First of all, the Britain of Arthur’s time was a fractured, divisive land with disparate groups of peoples like the Gauls, the Gales, the Normans and others vying for power and prestige. In America today, many in the public sector make their livelihood and base their political survival on pitting this group against that group or this race against that one and they never allow for real unity because with unity might come an end to said public person’s career and funding base. In simpler terms, divisiveness is profitable.
When Arthur became High King of Britain his first order of business was to unite all the distinct groups warring against him and each other, which he eventually did through numerous costly battles.
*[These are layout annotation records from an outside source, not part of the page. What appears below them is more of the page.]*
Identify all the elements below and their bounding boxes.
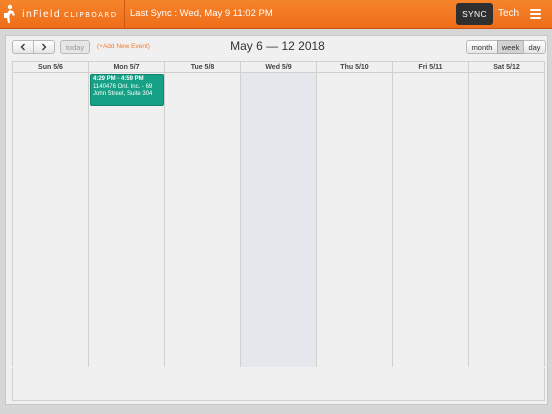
chevron-right-icon <box>42 43 47 51</box>
day-body[interactable] <box>469 73 544 367</box>
day-body[interactable] <box>89 73 164 367</box>
header-divider <box>124 0 125 29</box>
day-header: Tue 5/8 <box>165 62 240 73</box>
day-column-tue[interactable]: Tue 5/8 <box>165 62 241 367</box>
day-column-thu[interactable]: Thu 5/10 <box>317 62 393 367</box>
view-day-button[interactable]: day <box>523 40 546 54</box>
day-column-fri[interactable]: Fri 5/11 <box>393 62 469 367</box>
logo-figure-icon <box>4 4 15 23</box>
day-body-today[interactable] <box>241 73 316 367</box>
calendar-event[interactable]: 4:29 PM - 4:59 PM 1140476 Ont. Inc. - 69… <box>90 74 164 106</box>
day-header: Sun 5/6 <box>13 62 88 73</box>
sync-button[interactable]: SYNC <box>456 3 493 25</box>
calendar-footer <box>12 368 545 401</box>
day-header: Wed 5/9 <box>241 62 316 73</box>
chevron-left-icon <box>20 43 25 51</box>
day-body[interactable] <box>393 73 468 367</box>
view-week-button[interactable]: week <box>497 40 524 54</box>
day-header: Sat 5/12 <box>469 62 544 73</box>
event-title: 1140476 Ont. Inc. - 69 John Street, Suit… <box>93 83 153 98</box>
calendar-panel: today (+Add New Event) May 6 — 12 2018 m… <box>5 35 548 405</box>
next-week-button[interactable] <box>33 40 55 54</box>
top-bar: inField CLIPBOARD Last Sync : Wed, May 9 … <box>0 0 552 29</box>
day-body[interactable] <box>165 73 240 367</box>
day-header: Thu 5/10 <box>317 62 392 73</box>
today-button[interactable]: today <box>60 40 90 54</box>
day-header: Mon 5/7 <box>89 62 164 73</box>
last-sync-text: Last Sync : Wed, May 9 11:02 PM <box>130 8 273 19</box>
view-month-button[interactable]: month <box>466 40 498 54</box>
day-column-wed[interactable]: Wed 5/9 <box>241 62 317 367</box>
day-column-sat[interactable]: Sat 5/12 <box>469 62 545 367</box>
user-menu-label[interactable]: Tech <box>498 8 519 19</box>
day-header: Fri 5/11 <box>393 62 468 73</box>
day-body[interactable] <box>13 73 88 367</box>
day-column-mon[interactable]: Mon 5/7 4:29 PM - 4:59 PM 1140476 Ont. I… <box>89 62 165 367</box>
logo-text: inField CLIPBOARD <box>22 8 118 20</box>
day-body[interactable] <box>317 73 392 367</box>
app-logo: inField CLIPBOARD <box>3 4 118 24</box>
prev-week-button[interactable] <box>12 40 34 54</box>
day-column-sun[interactable]: Sun 5/6 <box>13 62 89 367</box>
week-grid: Sun 5/6 Mon 5/7 4:29 PM - 4:59 PM 114047… <box>12 61 545 367</box>
add-new-event-link[interactable]: (+Add New Event) <box>97 43 150 50</box>
event-time: 4:29 PM - 4:59 PM <box>93 76 144 82</box>
hamburger-menu-icon[interactable] <box>530 9 541 19</box>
However, once done, he had to keep the peace, so as he tells young Lance in Children of the Knight, “I gave them all a purpose in life other than hating oneanother.” He brings that same purpose to the warring gangs and unrelated street kids he recruits as his new Round Table in the newly released novel.
America of today has systematically failed her children in every area of life, from education to criminal justice to media influences. The one-size-must-fit-all-or-you-can-get-out approach to modern public education is disgusting and antithetical to human nature. Since we can never all be the same, what happens to those kids who just don’t “fit” that one size? They drop out, join gangs or crews, do drugs, make babies they can’t take care of, and engage in all manner of anti-social behaviors they have learned from adults.And what about the war adults have waged against gay youth with their preposterous notion that these kids willingly made a choice to love someone of the same gender and thus willingly chose the hate, mockery, bullying, and marginalization that go with being gay in America today. Let’s face it, there are a lot of stupid, selfish people in this country, and kids are paying the price.
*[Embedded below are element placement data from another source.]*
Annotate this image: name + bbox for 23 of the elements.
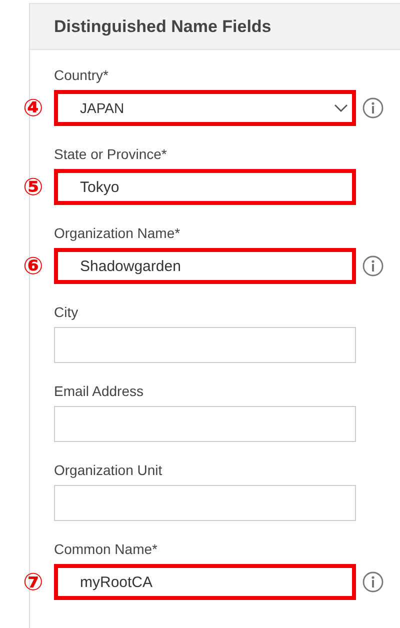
input-field[interactable] <box>54 406 356 442</box>
input-field[interactable]: Tokyo <box>54 169 356 205</box>
step-marker: ④ <box>23 96 44 120</box>
info-icon[interactable] <box>362 97 384 119</box>
panel-title: Distinguished Name Fields <box>54 16 272 36</box>
field-label: City <box>54 304 80 321</box>
input-field[interactable] <box>54 485 356 521</box>
country-dropdown[interactable]: JAPAN <box>54 90 356 126</box>
caret-icon <box>334 104 348 112</box>
field-label: Organization Name* <box>54 225 182 242</box>
field-label: State or Province* <box>54 146 168 163</box>
input-field[interactable] <box>54 327 356 363</box>
input-field[interactable]: myRootCA <box>54 564 356 600</box>
input-field[interactable]: Shadowgarden <box>54 248 356 284</box>
field-label: Organization Unit <box>54 462 164 479</box>
field-label: Country* <box>54 67 110 84</box>
info-icon[interactable] <box>362 255 384 277</box>
field-label: Common Name* <box>54 541 158 558</box>
step-marker: ⑥ <box>23 254 44 278</box>
step-marker: ⑤ <box>23 175 44 199</box>
field-label: Email Address <box>54 383 144 400</box>
step-marker: ⑦ <box>23 570 44 594</box>
info-icon[interactable] <box>362 571 384 593</box>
In my book, Arthur returns from Avalon and finds all of this discarded and wasted “might” at his disposal, kids no one else wants, most of them boys with a lot of potential energy within them for good or ill. There are a lot of homegirls on the streets, as well, but most gangs are male-dominated because of the sense of empowerment these usually poor, ethnic, marginalized kids desperately seek. Before Arthur, all the combined might of these gangs and street youth has been directed toward the detriment of society because that’s all they’ve been taught by the adult world that raised them. They make war on each other and on the innocent. But Arthur comes along and teaches them discipline through mastery of swordplay and archery, and he convinces them, as he convinced the various factions all those centuries ago in Britain, to put aside their own petty rivalries and use their collected might for right in order to finally gain the power they hadpreviously sought through violence and mayhem.
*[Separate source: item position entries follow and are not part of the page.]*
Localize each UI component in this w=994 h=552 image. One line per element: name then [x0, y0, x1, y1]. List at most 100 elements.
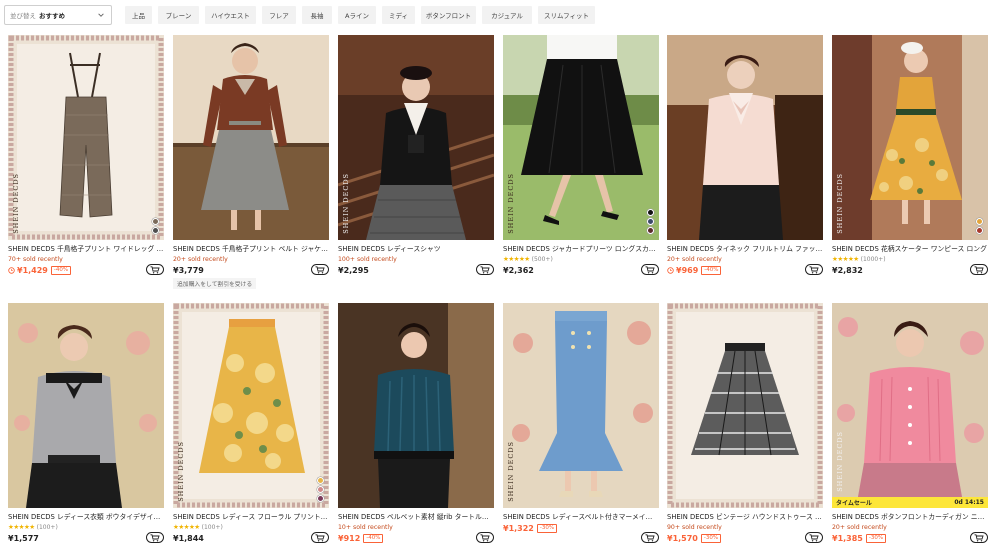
- product-card[interactable]: SHEIN DECDS ビンテージ ハウンドストゥース スカート 90+ sol…: [667, 303, 823, 552]
- brand-watermark: SHEIN DECDS: [342, 173, 350, 234]
- rating-stars: ★★★★★: [8, 523, 35, 531]
- product-image[interactable]: SHEIN DECDS: [503, 35, 659, 240]
- product-title[interactable]: SHEIN DECDS レディースシャツ: [338, 243, 494, 253]
- product-title[interactable]: SHEIN DECDS ベルベット素材 縦rib タートルネック トップス: [338, 511, 494, 521]
- sort-select[interactable]: 並び替え おすすめ: [4, 5, 112, 25]
- color-swatches[interactable]: [976, 218, 983, 234]
- product-card[interactable]: SHEIN DECDS SHEIN DECDS レディース フローラル プリント…: [173, 303, 329, 552]
- filter-chip-slim-fit[interactable]: スリムフィット: [538, 6, 595, 24]
- product-card[interactable]: SHEIN DECDS タイネック フリルトリム ファッションブラウス 20+ …: [667, 35, 823, 291]
- color-swatch[interactable]: [976, 218, 983, 225]
- product-title[interactable]: SHEIN DECDS 千鳥格子プリント ワイドレッグ ジャンプスーツ: [8, 243, 164, 253]
- color-swatch[interactable]: [152, 227, 159, 234]
- filter-chip-elegant[interactable]: 上品: [125, 6, 152, 24]
- product-image[interactable]: [8, 303, 164, 508]
- product-title[interactable]: SHEIN DECDS ジャカードプリーツ ロングスカート: [503, 243, 659, 253]
- product-card[interactable]: SHEIN DECDS レディース衣類 ボウタイデザイン ブラウス ★★★★★(…: [8, 303, 164, 552]
- color-swatch[interactable]: [317, 477, 324, 484]
- cart-icon: [480, 533, 490, 541]
- cart-icon: [150, 265, 160, 273]
- color-swatches[interactable]: [317, 477, 324, 502]
- chevron-down-icon: [98, 13, 104, 17]
- product-image[interactable]: SHEIN DECDS: [503, 303, 659, 508]
- filter-chip-button-front[interactable]: ボタンフロント: [421, 6, 476, 24]
- clock-icon: [8, 266, 15, 274]
- discount-badge: -30%: [536, 523, 558, 533]
- product-image[interactable]: SHEIN DECDS: [832, 35, 988, 240]
- sort-prefix: 並び替え: [10, 12, 36, 20]
- filter-chip-midi[interactable]: ミディ: [382, 6, 415, 24]
- product-card[interactable]: SHEIN DECDS SHEIN DECDS 千鳥格子プリント ワイドレッグ …: [8, 35, 164, 291]
- product-card[interactable]: SHEIN DECDS SHEIN DECDS ジャカードプリーツ ロングスカー…: [503, 35, 659, 291]
- rating-count: (100+): [201, 523, 223, 531]
- product-card[interactable]: SHEIN DECDS SHEIN DECDS 花柄スケーター ワンピース ロン…: [832, 35, 988, 291]
- time-sale-label: タイムセール: [836, 500, 872, 507]
- product-title[interactable]: SHEIN DECDS 花柄スケーター ワンピース ロング: [832, 243, 988, 253]
- add-to-cart-button[interactable]: [476, 264, 494, 275]
- sold-count: 90+ sold recently: [667, 523, 722, 531]
- add-to-cart-button[interactable]: [476, 532, 494, 543]
- add-to-cart-button[interactable]: [970, 532, 988, 543]
- color-swatches[interactable]: [647, 209, 654, 234]
- sold-count: 20+ sold recently: [173, 255, 228, 263]
- color-swatches[interactable]: [152, 218, 159, 234]
- color-swatch[interactable]: [647, 227, 654, 234]
- add-to-cart-button[interactable]: [805, 532, 823, 543]
- product-title[interactable]: SHEIN DECDS 千鳥格子プリント ベルト ジャケット & スカート: [173, 243, 329, 253]
- add-to-cart-button[interactable]: [146, 532, 164, 543]
- product-card[interactable]: SHEIN DECDS SHEIN DECDS レディースベルト付きマーメイド …: [503, 303, 659, 552]
- product-title[interactable]: SHEIN DECDS レディースベルト付きマーメイド スカート: [503, 511, 659, 521]
- product-image[interactable]: SHEIN DECDS タイムセール 0d 14:15: [832, 303, 988, 508]
- filter-chip-plain[interactable]: プレーン: [158, 6, 199, 24]
- product-price: ¥2,362: [503, 265, 534, 275]
- product-image[interactable]: [173, 35, 329, 240]
- color-swatch[interactable]: [152, 218, 159, 225]
- cart-icon: [645, 265, 655, 273]
- product-image[interactable]: [667, 303, 823, 508]
- cart-icon: [480, 265, 490, 273]
- add-to-cart-button[interactable]: [641, 532, 659, 543]
- product-image[interactable]: SHEIN DECDS: [173, 303, 329, 508]
- add-to-cart-button[interactable]: [311, 532, 329, 543]
- color-swatch[interactable]: [647, 218, 654, 225]
- discount-badge: -40%: [701, 265, 722, 275]
- rating-count: (100+): [36, 523, 58, 531]
- product-title[interactable]: SHEIN DECDS レディース フローラル プリント スカート: [173, 511, 329, 521]
- product-card[interactable]: SHEIN DECDS 千鳥格子プリント ベルト ジャケット & スカート 20…: [173, 35, 329, 291]
- add-to-cart-button[interactable]: [641, 264, 659, 275]
- filter-chip-casual[interactable]: カジュアル: [482, 6, 532, 24]
- add-to-cart-button[interactable]: [970, 264, 988, 275]
- product-price: ¥1,385: [832, 533, 863, 543]
- product-card[interactable]: SHEIN DECDS SHEIN DECDS レディースシャツ 100+ so…: [338, 35, 494, 291]
- product-title[interactable]: SHEIN DECDS レディース衣類 ボウタイデザイン ブラウス: [8, 511, 164, 521]
- sold-count: 20+ sold recently: [832, 523, 887, 531]
- filter-chip-flare[interactable]: フレア: [262, 6, 296, 24]
- product-image[interactable]: [338, 303, 494, 508]
- product-title[interactable]: SHEIN DECDS ビンテージ ハウンドストゥース スカート: [667, 511, 823, 521]
- filter-chip-high-waist[interactable]: ハイウエスト: [205, 6, 256, 24]
- color-swatch[interactable]: [976, 227, 983, 234]
- rating-count: (500+): [531, 255, 553, 263]
- cart-icon: [809, 265, 819, 273]
- cart-icon: [150, 533, 160, 541]
- product-title[interactable]: SHEIN DECDS タイネック フリルトリム ファッションブラウス: [667, 243, 823, 253]
- bundle-promo-link[interactable]: 追加購入をして割引を受ける: [173, 278, 257, 289]
- brand-watermark: SHEIN DECDS: [507, 441, 515, 502]
- product-image[interactable]: SHEIN DECDS: [338, 35, 494, 240]
- product-image[interactable]: SHEIN DECDS: [8, 35, 164, 240]
- color-swatch[interactable]: [317, 495, 324, 502]
- discount-badge: -30%: [700, 533, 722, 543]
- add-to-cart-button[interactable]: [805, 264, 823, 275]
- product-image[interactable]: [667, 35, 823, 240]
- color-swatch[interactable]: [317, 486, 324, 493]
- add-to-cart-button[interactable]: [311, 264, 329, 275]
- color-swatch[interactable]: [647, 209, 654, 216]
- filter-chip-a-line[interactable]: Aライン: [338, 6, 376, 24]
- discount-badge: -30%: [865, 533, 887, 543]
- add-to-cart-button[interactable]: [146, 264, 164, 275]
- time-sale-banner: タイムセール 0d 14:15: [832, 497, 988, 508]
- product-title[interactable]: SHEIN DECDS ボタンフロントカーディガン ニット: [832, 511, 988, 521]
- filter-chip-long-sleeve[interactable]: 長袖: [302, 6, 332, 24]
- product-card[interactable]: SHEIN DECDS タイムセール 0d 14:15 SHEIN DECDS …: [832, 303, 988, 552]
- product-card[interactable]: SHEIN DECDS ベルベット素材 縦rib タートルネック トップス 10…: [338, 303, 494, 552]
Arthur’s objectiveis to win the approval and support of the voting public and use that support to take on the feckless, self-absorbed politicians who run Los Angeles. From LA the crusade will then move on to all of California and then to the country as a whole. Its ultimate goal: restoration of the right of children to be children, and human beings,and not the mere property of adults. Will he succeed? You have to read the book to find out.
Oh, and why did Arthur come to America rather than Britain? Since hispurpose is to save childhood it is also, by extension, to save this most promisingchild of Britain from itself. After all, a country that failsits childrenis ultimately doomed to assume a well-earned place on the scrap heap of history.
Children of the Knight
According to legend, King Arthur is supposed to return when Britain needs him most. So why does a man claiming to be the once and future king suddenly appear in Los Angeles?
This charismatic young Arthur creates a new Camelot within the City of Angels to lead a crusade of unwanted kids against an adult society that discards and ignores them. Under his banner of equality, every needy child is welcome, regardless of race, creed, sexual orientation, or gang affiliation.
With the help of his amazing First Knight, homeless fourteen-year-old Lance, Arthur transforms this ragtag band of rejected children and teens into a well-trained army—the Children of the Knight. Through his intervention, they win the hearts and minds of the populace at large, and gain a truer understanding of themselves and their worth to society. But seeking more rights for kids pits Arthur and the children squarely against the rich, the influential, and the self-satisfied politicians who want nothing more than to maintain the status quo.
Can right truly overcome might? Arthur’s hopeful young knights are about to find out, and the City of Angels will never be the same.
About the Author
Michael Bowler is an award-winning author who grew up in San Rafael, California.
He majored in English and Theatre at Santa Clara University and earned a master’s in film production and a second master’s in Special Education. He partnered with two friends as producer, writer, and/or director on several films, most notably “Fatal Images,” “Dead Girls,” “Hell Spa” (later re-edited and titled “Club Dead”), “Things” and “Things II.”
”A Boy and His Dragon, published in 2011, is an urban fantasy about a lonely boy in 1970 who discovers both a living dragon and his own true nature, a nature that makes him the most dangerous boy on earth.
“A Matter of Time,” a Silver Award winner from Reader’s Favorite, was published in 2012. It is a real-world-grounded story of an almost impossible loop in time that leads to undying love and unforgettable heartache.
He has also been a volunteer Big Brother to seven different boys over 29 years with the Catholic Big Brothers Big Sisters program and a volunteer within the juvenile justice system in Los Angeles for 28 years. He is a passionate advocate for the fair treatment of children and teens in California, something that is sorely lacking in this state.
“Children of the Knight,” his most current novel, is likely to be controversial in its themes and conclusions. Those children society tends to reject or ignore or abuse or marginalize, who come in all shapes and sizes – black and white and brown and Asian and Pacific Islander and gang affiliated and gay and straight and those who are confused about their sexuality – are the subject of this book, and the story depicts an adult society that tells these kids, in various ways, that they are of no real value.